2010 Poujeaux, Moulis (1.5L) (Pre-Arrival)

SKU #1067209 92-93 points James Suckling

 Love the fruity and chocolate character here, with lots spices and nutmeg. Full and velvety with soft tannins and a long finish.  (4/2011)

90-92 points Robert Parker's Wine Advocate

 An undeniable sleeper of the vintage, this may be the finest Poujeaux I have tasted in three decades. A crushed rock/mineral character is intertwined with abundant black currant, blackberry, incense and camphor notes in this full-bodied, unctuously textured, elegant, pure effort. It is capable of lasting 15 years. Kudos to new proprietor Philippe Cuvelier (also the owner of St.-Emilion’s Clos Fourtet) for resurrecting this well-known estate.  (5/2011)

88-91 points Stephen Tanzer's International Wine Cellar

 Deep ruby. Pure, soil-driven aromas of raspberry, blackcurrant, spices and crushed rock are lifted by a captivating floral element. Sweet, dense, and spicy on entry, then shows an enticing restrained sweetness and good verve to its red and black fruit flavors. Finishes with substantial but noble tannins and very good length, with a persistent minerality.  (6/2011)
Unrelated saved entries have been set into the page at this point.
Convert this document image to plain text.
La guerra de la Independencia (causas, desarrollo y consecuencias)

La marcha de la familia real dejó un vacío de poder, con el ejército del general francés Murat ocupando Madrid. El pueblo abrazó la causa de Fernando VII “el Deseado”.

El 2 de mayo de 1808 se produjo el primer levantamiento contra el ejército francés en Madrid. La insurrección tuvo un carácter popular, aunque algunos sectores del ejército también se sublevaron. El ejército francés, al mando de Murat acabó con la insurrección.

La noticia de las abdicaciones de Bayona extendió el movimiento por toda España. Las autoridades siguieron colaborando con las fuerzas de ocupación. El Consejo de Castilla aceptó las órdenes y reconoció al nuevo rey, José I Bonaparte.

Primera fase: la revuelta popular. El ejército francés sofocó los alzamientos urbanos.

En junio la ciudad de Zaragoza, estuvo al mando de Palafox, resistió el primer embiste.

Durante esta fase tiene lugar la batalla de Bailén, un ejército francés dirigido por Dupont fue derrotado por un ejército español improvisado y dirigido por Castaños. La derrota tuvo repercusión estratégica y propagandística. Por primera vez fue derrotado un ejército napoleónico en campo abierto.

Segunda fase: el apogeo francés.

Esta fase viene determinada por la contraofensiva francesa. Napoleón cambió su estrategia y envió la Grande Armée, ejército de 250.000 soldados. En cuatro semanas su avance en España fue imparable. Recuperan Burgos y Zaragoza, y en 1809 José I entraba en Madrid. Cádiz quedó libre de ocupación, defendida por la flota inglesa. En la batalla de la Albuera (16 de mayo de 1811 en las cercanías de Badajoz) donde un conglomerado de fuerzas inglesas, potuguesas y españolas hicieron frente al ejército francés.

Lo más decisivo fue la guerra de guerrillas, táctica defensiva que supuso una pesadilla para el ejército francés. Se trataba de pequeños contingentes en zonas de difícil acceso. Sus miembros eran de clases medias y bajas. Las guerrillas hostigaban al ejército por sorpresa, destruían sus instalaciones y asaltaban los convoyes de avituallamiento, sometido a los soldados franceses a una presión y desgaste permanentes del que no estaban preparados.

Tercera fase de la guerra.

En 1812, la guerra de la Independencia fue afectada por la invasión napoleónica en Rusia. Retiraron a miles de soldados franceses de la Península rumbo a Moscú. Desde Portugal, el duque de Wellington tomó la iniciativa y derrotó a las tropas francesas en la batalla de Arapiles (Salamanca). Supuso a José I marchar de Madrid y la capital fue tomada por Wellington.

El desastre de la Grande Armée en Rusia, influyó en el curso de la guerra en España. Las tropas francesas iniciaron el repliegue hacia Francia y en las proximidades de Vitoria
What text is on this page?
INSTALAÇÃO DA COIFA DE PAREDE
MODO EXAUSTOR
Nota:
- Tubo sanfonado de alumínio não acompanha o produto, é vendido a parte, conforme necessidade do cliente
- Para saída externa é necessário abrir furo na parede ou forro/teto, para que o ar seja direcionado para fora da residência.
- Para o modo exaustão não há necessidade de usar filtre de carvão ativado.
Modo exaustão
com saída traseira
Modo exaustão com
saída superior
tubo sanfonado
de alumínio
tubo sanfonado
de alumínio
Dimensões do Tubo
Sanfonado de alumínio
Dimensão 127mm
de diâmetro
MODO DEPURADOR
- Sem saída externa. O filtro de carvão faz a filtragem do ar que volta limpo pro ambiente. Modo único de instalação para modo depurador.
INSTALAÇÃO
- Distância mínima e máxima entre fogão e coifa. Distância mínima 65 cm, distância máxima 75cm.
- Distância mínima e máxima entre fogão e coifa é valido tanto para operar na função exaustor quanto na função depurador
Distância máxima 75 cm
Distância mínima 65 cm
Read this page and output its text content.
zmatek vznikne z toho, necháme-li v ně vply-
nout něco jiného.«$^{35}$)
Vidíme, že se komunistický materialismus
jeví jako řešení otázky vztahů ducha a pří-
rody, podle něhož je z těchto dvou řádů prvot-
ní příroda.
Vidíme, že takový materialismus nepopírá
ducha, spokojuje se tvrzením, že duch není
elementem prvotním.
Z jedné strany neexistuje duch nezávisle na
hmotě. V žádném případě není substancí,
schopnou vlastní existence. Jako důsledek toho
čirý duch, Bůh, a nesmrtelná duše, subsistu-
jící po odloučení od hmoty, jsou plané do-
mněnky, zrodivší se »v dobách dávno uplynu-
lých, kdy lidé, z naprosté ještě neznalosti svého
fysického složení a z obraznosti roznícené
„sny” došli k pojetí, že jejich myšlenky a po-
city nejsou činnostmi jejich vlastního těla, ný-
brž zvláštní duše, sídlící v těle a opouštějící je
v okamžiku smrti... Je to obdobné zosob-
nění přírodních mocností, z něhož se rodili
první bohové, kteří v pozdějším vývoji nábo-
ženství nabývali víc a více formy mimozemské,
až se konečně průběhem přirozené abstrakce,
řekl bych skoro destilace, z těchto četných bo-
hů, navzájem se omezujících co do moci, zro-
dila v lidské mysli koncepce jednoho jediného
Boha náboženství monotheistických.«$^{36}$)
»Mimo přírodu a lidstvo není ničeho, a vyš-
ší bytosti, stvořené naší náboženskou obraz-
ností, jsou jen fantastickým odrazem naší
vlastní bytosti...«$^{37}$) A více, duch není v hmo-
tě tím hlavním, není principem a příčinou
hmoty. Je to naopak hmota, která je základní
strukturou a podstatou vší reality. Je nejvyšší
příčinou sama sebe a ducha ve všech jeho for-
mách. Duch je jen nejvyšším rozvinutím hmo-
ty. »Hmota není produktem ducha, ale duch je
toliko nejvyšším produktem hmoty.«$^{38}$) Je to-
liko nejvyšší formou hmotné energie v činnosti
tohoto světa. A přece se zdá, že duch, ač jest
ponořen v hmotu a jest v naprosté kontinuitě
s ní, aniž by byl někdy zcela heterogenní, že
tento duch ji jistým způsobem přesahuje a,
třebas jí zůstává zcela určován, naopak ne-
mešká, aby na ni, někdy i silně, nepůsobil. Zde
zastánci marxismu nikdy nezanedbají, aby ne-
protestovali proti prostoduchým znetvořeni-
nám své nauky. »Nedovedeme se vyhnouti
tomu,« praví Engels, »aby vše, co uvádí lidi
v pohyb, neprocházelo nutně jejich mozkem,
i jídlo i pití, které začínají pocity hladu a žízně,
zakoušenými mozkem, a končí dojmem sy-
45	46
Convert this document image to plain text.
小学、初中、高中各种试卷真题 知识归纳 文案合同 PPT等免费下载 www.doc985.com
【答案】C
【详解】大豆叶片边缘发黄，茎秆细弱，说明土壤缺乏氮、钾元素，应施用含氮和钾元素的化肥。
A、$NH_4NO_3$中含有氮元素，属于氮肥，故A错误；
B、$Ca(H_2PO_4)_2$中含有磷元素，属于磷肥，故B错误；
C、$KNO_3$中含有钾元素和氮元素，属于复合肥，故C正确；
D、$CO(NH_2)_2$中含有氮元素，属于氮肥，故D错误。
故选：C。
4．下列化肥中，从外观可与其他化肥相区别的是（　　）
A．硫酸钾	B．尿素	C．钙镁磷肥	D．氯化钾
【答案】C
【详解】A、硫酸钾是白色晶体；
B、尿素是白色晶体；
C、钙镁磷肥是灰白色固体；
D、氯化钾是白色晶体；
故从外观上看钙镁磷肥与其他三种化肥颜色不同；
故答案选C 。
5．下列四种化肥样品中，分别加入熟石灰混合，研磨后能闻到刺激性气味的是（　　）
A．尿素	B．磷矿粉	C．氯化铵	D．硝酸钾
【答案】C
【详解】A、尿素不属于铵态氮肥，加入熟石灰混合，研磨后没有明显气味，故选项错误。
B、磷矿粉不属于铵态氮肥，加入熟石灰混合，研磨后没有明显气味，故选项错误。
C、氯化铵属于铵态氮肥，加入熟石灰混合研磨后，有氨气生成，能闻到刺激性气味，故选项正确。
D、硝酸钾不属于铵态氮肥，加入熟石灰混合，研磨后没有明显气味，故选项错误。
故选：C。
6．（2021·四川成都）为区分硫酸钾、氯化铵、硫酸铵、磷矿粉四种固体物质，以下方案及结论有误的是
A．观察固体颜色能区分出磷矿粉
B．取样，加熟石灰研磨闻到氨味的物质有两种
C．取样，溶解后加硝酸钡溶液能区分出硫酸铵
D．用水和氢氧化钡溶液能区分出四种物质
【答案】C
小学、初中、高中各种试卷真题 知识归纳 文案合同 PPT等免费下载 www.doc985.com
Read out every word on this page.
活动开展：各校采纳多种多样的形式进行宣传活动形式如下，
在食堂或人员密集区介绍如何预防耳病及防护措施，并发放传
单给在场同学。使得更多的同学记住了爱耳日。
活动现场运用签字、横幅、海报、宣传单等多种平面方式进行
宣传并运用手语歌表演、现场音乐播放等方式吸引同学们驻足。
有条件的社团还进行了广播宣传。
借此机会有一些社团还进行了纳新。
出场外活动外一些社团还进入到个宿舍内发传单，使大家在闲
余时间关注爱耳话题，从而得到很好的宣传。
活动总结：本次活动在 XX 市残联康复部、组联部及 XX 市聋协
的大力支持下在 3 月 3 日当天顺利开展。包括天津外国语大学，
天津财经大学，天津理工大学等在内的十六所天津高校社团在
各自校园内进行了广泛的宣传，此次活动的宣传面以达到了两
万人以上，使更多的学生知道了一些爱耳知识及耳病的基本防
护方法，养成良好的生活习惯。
89-91 points Wine Enthusiast

 Solid, chunky wine, with a fine juicy element showing through in the aftertaste. It has weight, structure, a dense texture, and balance.  (6/2011)

91 points Wine Spectator

 Dark and enticing, with a subtle smoky frame around the core of mulled plum, black currant and blackberry fruit. The long, graceful finish is inlaid with flecks of charcoal, black tea and singed sandalwood. Best from 2014 through 2022.  (3/2013)

Jancis Robinson

 Juicy, opulent and a bit stemmy. Refreshing leafy note - not under-ripe. Quite potent tannins though - needs time.  (11/2012)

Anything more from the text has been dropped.